Anti-GQ1b antibody syndrome

Takahiro Iizuka MD (

Dr. Iizuka of Kitasato University School of Medicine has no relevant financial relationships to disclose.

)
Francesc Graus MD PhD, editor. (

Dr. Graus, Emeritus Professor, Laboratory Clinical and Experimental Neuroimmunology, Institut D’Investigacions Biomédiques August Pi I Sunyer, Hospital Clinic, Spain, has no relevant financial relationships to disclose.

)
Originally released December 3, 2010; last updated November 30, 2020; expires November 30, 2023

Overview

Prior to the discovery of IgG antibodies against GQ1b, there were clinical variants that were considered linked to Guillain-Barré syndrome due to common clinical features shared with Guillain-Barré syndrome. The most notable are Miller Fisher syndrome, which is characterized by acute ophthalmoplegia, ataxia, areflexia, and Bickerstaff brainstem encephalitis, in which consciousness is also affected. Following the discovery in 1992 of an association of anti-GQ1b antibodies with Miller Fisher syndrome, other neurologic presentations with similar serological profiles emerged in the literature, which include Bickerstaff brainstem encephalitis, acute ophthalmoplegia, acute ataxic neuropathy, pharyngeal-cervical-brachial weakness, and acute vestibular syndrome. In this article, the author discusses the current understanding behind the anti-GQ1b antibody syndrome.

Key points

 

• Anti-GQ1b antibody syndrome represents a group of disorders that share a common serological profile with links also to Guillain-Barré syndrome.

 

• Anti-GQ1b antibodies are a serological marker of Miller Fisher syndrome and Bickerstaff brainstem encephalitis but can been detected in other neurologic syndromes as a continuous spectrum.

 

• The overall prognosis is good even without immunotherapy in those patients who have typical Miller Fisher syndrome or acute ophthalmoplegia, but intravenous immunoglobulin (IVIg) or plasma exchange is recommended when there is altered consciousness, limb weakness, or bulbar palsy.

 

• Important mimics to be excluded include brainstem syndromes and neuromuscular junction disorders. The presence of anti-GQ1b antibodies would make the latter disorders unlikely.

 

• It should be noted that Miller Fisher syndrome or cranial neuropathies can occur as early neurologic manifestations of SARS-CoV-2 infection without detection of anti-GQ1b antibodies.

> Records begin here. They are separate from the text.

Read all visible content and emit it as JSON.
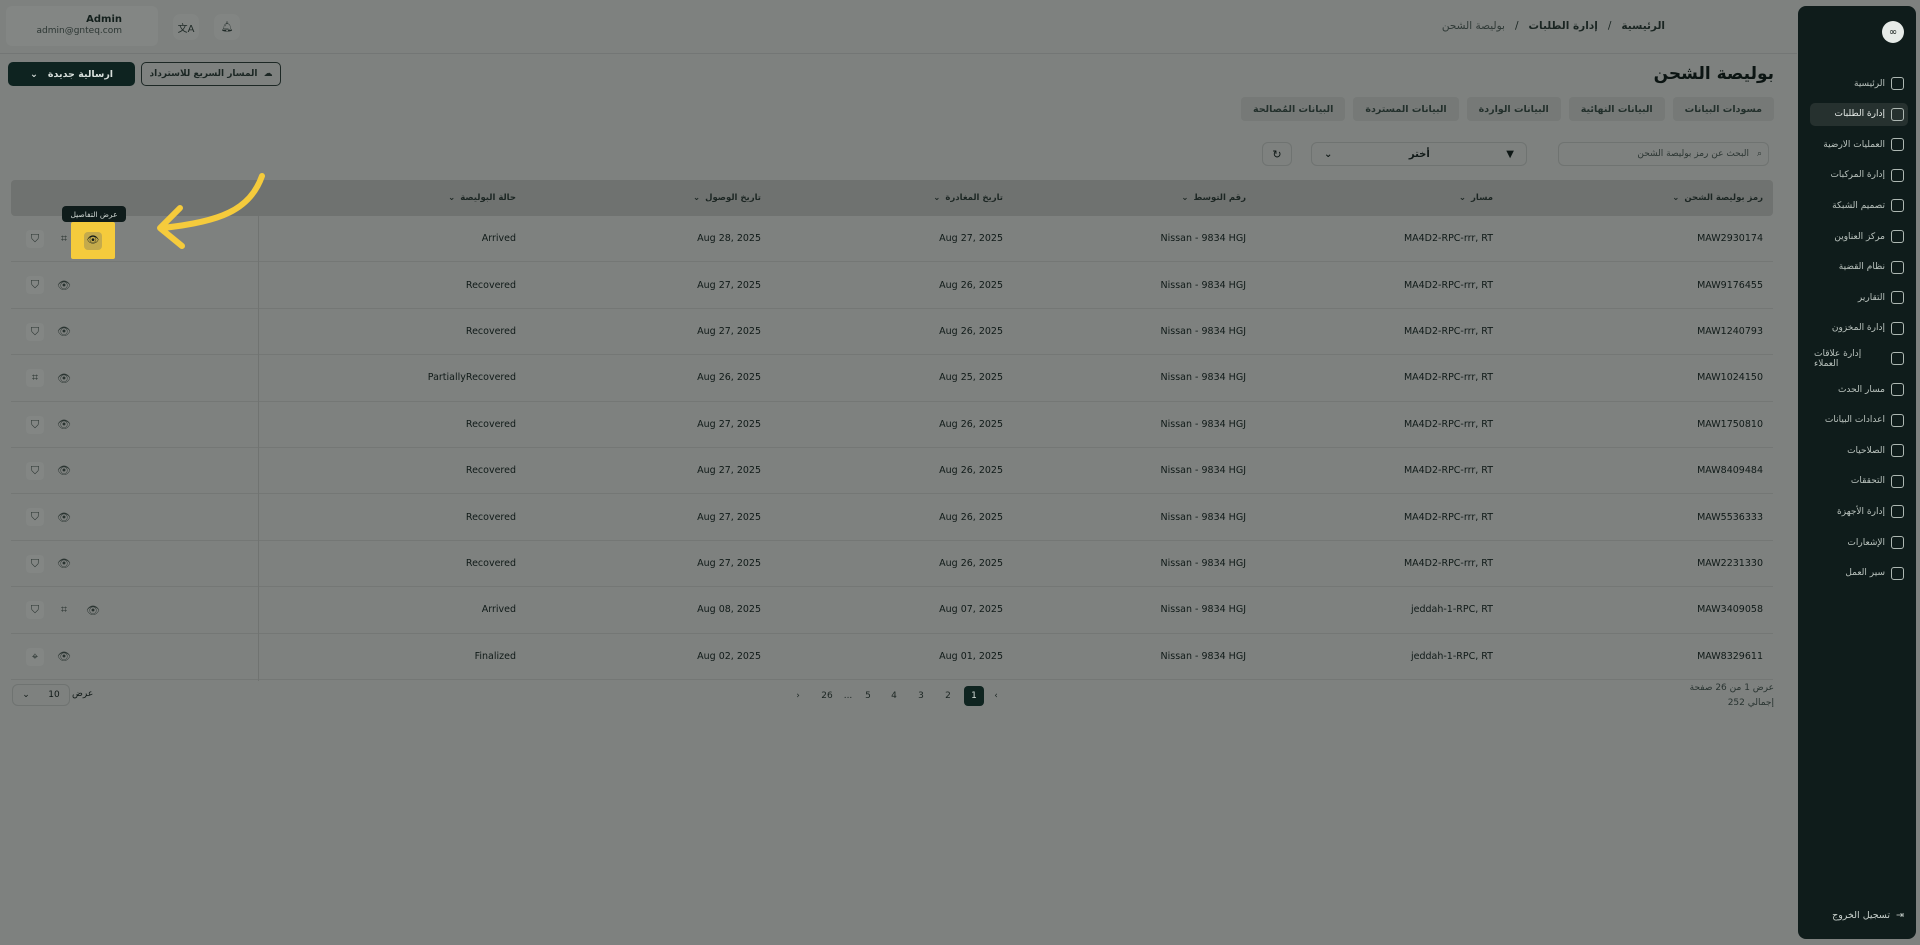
{
  "user": {
    "name": "Admin",
    "email": "admin@gnteq.com"
  },
  "breadcrumb": [
    "الرئيسية",
    "إدارة الطلبات",
    "بوليصة الشحن"
  ],
  "page": {
    "title": "بوليصة الشحن"
  },
  "buttons": {
    "new_shipment": "ارسالية جديدة",
    "quick_route": "المسار السريع للاسترداد"
  },
  "tabs": [
    "مسودات البيانات",
    "البيانات النهائية",
    "البيانات الواردة",
    "البيانات المستردة",
    "البيانات المُصالحة"
  ],
  "filters": {
    "search_placeholder": "البحث عن رمز بوليصة الشحن",
    "select_value": "أختر"
  },
  "table": {
    "headers": [
      "رمز بوليصة الشحن",
      "مسار",
      "رقم التوسط",
      "تاريخ المغادرة",
      "تاريخ الوصول",
      "حالة البوليصة"
    ],
    "rows": [
      [
        "MAW2930174",
        "MA4D2-RPC-rrr, RT",
        "Nissan - 9834 HGJ",
        "Aug 27, 2025",
        "Aug 28, 2025",
        "Arrived"
      ],
      [
        "MAW9176455",
        "MA4D2-RPC-rrr, RT",
        "Nissan - 9834 HGJ",
        "Aug 26, 2025",
        "Aug 27, 2025",
        "Recovered"
      ],
      [
        "MAW1240793",
        "MA4D2-RPC-rrr, RT",
        "Nissan - 9834 HGJ",
        "Aug 26, 2025",
        "Aug 27, 2025",
        "Recovered"
      ],
      [
        "MAW1024150",
        "MA4D2-RPC-rrr, RT",
        "Nissan - 9834 HGJ",
        "Aug 25, 2025",
        "Aug 26, 2025",
        "PartiallyRecovered"
      ],
      [
        "MAW1750810",
        "MA4D2-RPC-rrr, RT",
        "Nissan - 9834 HGJ",
        "Aug 26, 2025",
        "Aug 27, 2025",
        "Recovered"
      ],
      [
        "MAW8409484",
        "MA4D2-RPC-rrr, RT",
        "Nissan - 9834 HGJ",
        "Aug 26, 2025",
        "Aug 27, 2025",
        "Recovered"
      ],
      [
        "MAW5536333",
        "MA4D2-RPC-rrr, RT",
        "Nissan - 9834 HGJ",
        "Aug 26, 2025",
        "Aug 27, 2025",
        "Recovered"
      ],
      [
        "MAW2231330",
        "MA4D2-RPC-rrr, RT",
        "Nissan - 9834 HGJ",
        "Aug 26, 2025",
        "Aug 27, 2025",
        "Recovered"
      ],
      [
        "MAW3409058",
        "jeddah-1-RPC, RT",
        "Nissan - 9834 HGJ",
        "Aug 07, 2025",
        "Aug 08, 2025",
        "Arrived"
      ],
      [
        "MAW8329611",
        "jeddah-1-RPC, RT",
        "Nissan - 9834 HGJ",
        "Aug 01, 2025",
        "Aug 02, 2025",
        "Finalized"
      ]
    ]
  },
  "tooltip": "عرض التفاصيل",
  "pagination": {
    "pages": [
      "1",
      "2",
      "3",
      "4",
      "5",
      "...",
      "26"
    ],
    "info_line1": "عرض 1 من 26 صفحة",
    "info_line2": "إجمالي 252",
    "per_page": "10",
    "per_page_label": "عرض"
  },
  "sidebar": {
    "items": [
      "الرئيسية",
      "إدارة الطلبات",
      "العمليات الارضية",
      "إدارة المركبات",
      "تصميم الشبكة",
      "مركز العناوين",
      "نظام القضية",
      "التقارير",
      "إدارة المخزون",
      "إدارة علاقات العملاء",
      "مسار الحدث",
      "اعدادات البيانات",
      "الصلاحيات",
      "التحققات",
      "إدارة الأجهزة",
      "الإشعارات",
      "سير العمل"
    ],
    "logout": "تسجيل الخروج"
  },
  "colors": {
    "sidebar_bg": "#0f1c1b",
    "highlight": "#f5cb3c",
    "primary": "#0e2320"
  }
}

Historical note and terminology

The most recognizable variant of Guillain-Barré syndrome is Miller Fisher syndrome, which was first described in 1956 by Charles Miller Fisher. He reported 3 patients who presented with a triad of total external ophthalmoplegia, ataxia, and areflexia subsequent to upper respiratory tract infection (Fisher 1956). The presence of cerebrospinal fluid albuminocytological dissociation and antecedent infection likened Miller Fisher syndrome to Guillain-Barré syndrome.

Prior to this, in 1951, Bickerstaff and Cloake described 3 patients who presented with prominent drowsiness followed by brainstem signs causing ophthalmoplegia, facial palsy, bulbar palsy, and ataxia following a prodrome of infective illness. The etiology of this condition was speculated to be similar to that of Guillain-Barré syndrome based on the presence of prodromal symptoms in all 3 patients, areflexia with CSF albuminocytological dissociation in 1 patient, and subsequent recovery of neurologic symptoms in all 3 patients (Bickerstaff and Cloake 1951). Six years later, Bickerstaff extended his observations including an additional 5 patients with similar patterns of brainstem signs, emphasizing the benign outcomes in all but 1 patient, who died following a seizure (Bickerstaff 1957). This condition has since been referred to as Bickerstaff brainstem encephalitis.

In 1992, Chiba and colleagues identified IgG antibodies against ganglioside GQ1b in 6 patients with typical Miller Fisher syndrome (Chiba et al 1992). The anti-GQ1b IgG antibodies were initially considered as a serological marker of Miller Fisher syndrome. However, the antibodies were also detected in patients with acute postinfectious ophthalmoplegia without ataxia (Chiba et al 1993), Guillain-Barré syndrome with ophthalmoplegia (Chiba et al 1993), and Bickerstaff brainstem encephalitis (Yuki et al 1993; Ito et al 2008). The latter findings supported the continuity between the 2 syndromes, with Miller Fisher syndrome representing 1 end of the spectrum and Bickerstaff brainstem encephalitis the other, with involvement of the central nervous system. Patients with milder clinical features, such as ophthalmoparesis without ataxia (Yuki 1996), or more extensive involvement with limb weakness (Mori et al 2001), were also found to have anti-GQ1b IgG antibodies on serological testing. In view of the common serological profile shared by this group of patients, it has been referred to as "anti-GQ1b antibody syndrome" (Shahrizaila and Yuki 2013).